Le 21 décembre, la Commission européenne a décidé de repousser le vote des Etats membres sur sa proposition de critères d'identification des perturbateurs endocriniens (PE) pour les produits phytos. La raison ? La crainte de ne pas obtenir de majorité qualifiée, soit au moins 55 % des Etats membres représentant au moins 65 % de la population européenne. La Commission, qui souhaitait avancer rapidement sur ce dossier, va-t-elle devoir faire face à la même problématique de non obtention de majorité qualifiée vécue lors du dossier glyphosate ?

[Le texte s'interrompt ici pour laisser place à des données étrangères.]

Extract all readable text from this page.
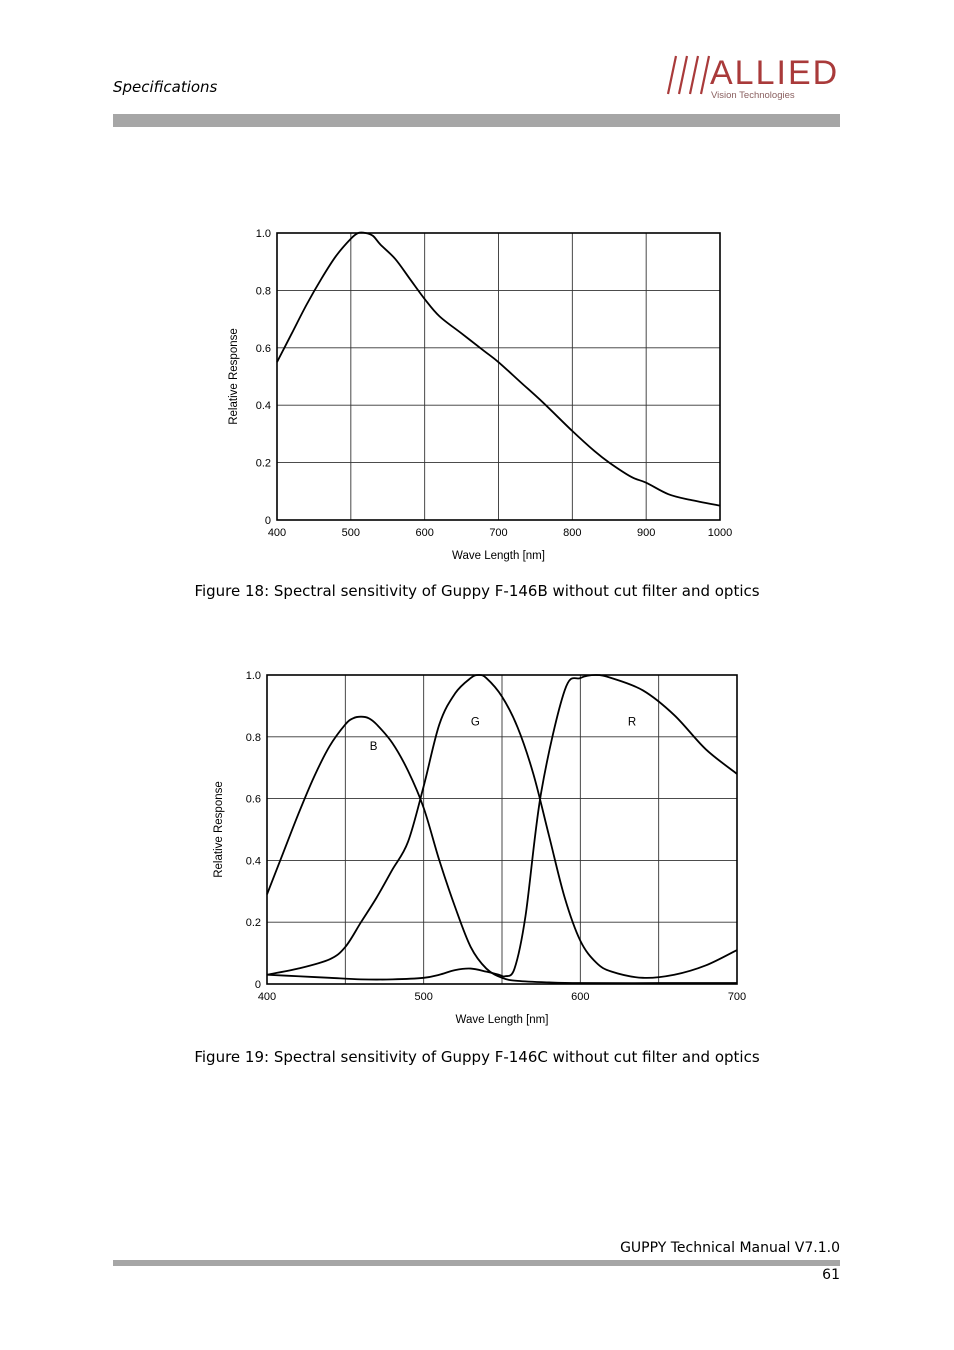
Specifications	ALLIED
Vision Technologies
400	500	600	700	800	900	1000
0
0.2
0.4
0.6
0.8
1.0
Wave Length [nm]
Relative Response
Figure 18: Spectral sensitivity of Guppy F-146B without cut filter and optics
400	500	600	700
0
0.2
0.4
0.6
0.8
1.0
Wave Length [nm]
Relative Response
B
G	R
Figure 19: Spectral sensitivity of Guppy F-146C without cut filter and optics
GUPPY Technical Manual V7.1.0
61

La France, toujours opposée
La France fait partie des pays s'opposant à la proposition. Ségolène Royal l'a de nouveau fait savoir à Jean-Claude Juncker, président de la Commission européenne, dans un courrier adressé le 20 décembre. Pour la ministre chargée de l'environnement, la proposition de la Commission constitue « un recul » en matière de protection de la santé et de l'environnement, notamment parce qu'elle « exige un niveau de certitude scientifiquement presque inatteignable » pour identifier une substance dans la catégorie des PE. Elle demande par ailleurs à ce que s'engage une réflexion globale pour la mise en place d'une classification des PE (qu'ils soient avérés, présumés ou suspectés), qui ne se limite pas aux pesticides. Elle rappelle que l'Union européenne avait pris cet engagement dans le cadre du septième Programme d'action pour l'environnement.